Chicken embryonic stem cells and primordial germ cells display different heterochromatic histone marks than their mammalian counterparts.

Background Chromatin epigenetics participate in control of gene expression during metazoan development. DNA methylation and post-translational modifications (PTMs) of histones have been extensively characterised in cell types present in, or derived from, mouse embryos. In embryonic stem cells (ESCs) derived from blastocysts, factors involved in deposition of epigenetic marks regulate properties related to self-renewal and pluripotency. In the germ lineage, changes in histone PTMs and DNA demethylation occur during formation of the primordial germ cells (PGCs) to reset the epigenome of the future gametes.
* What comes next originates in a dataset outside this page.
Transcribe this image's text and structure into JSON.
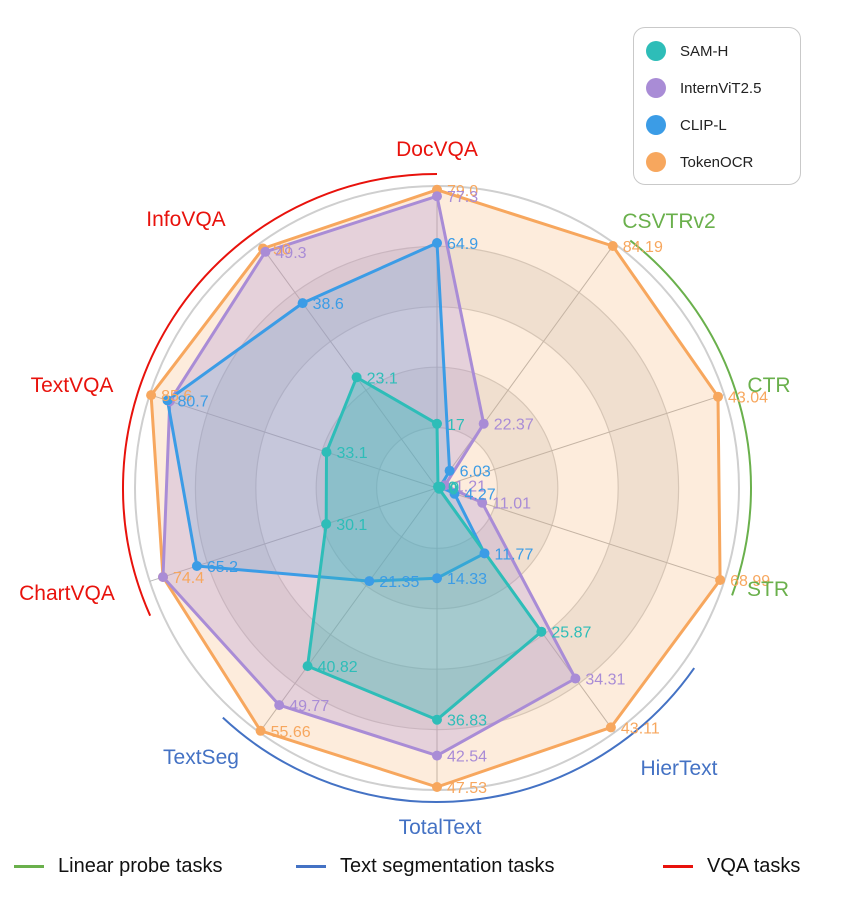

Trimethylation of histone H3 on lysine 27 (H3K27me3) by Polycomb group proteins is involved in several epigenome-remodelling steps, but it remains unclear whether these epigenetic features are conserved in non-mammalian vertebrates. To investigate this question, we compared the abundance and nuclear distribution of the main histone PTMs, 5-methylcytosine (5mC) and 5-hydroxymethylcytosine (5hmC) in chicken ESCs, PGCs and blastodermal cells (BCs) with differentiated chicken ESCs and embryonic fibroblasts. In addition, we analysed the expression of chromatin modifier genes to better understand the establishment and dynamics of chromatin epigenetic profiles.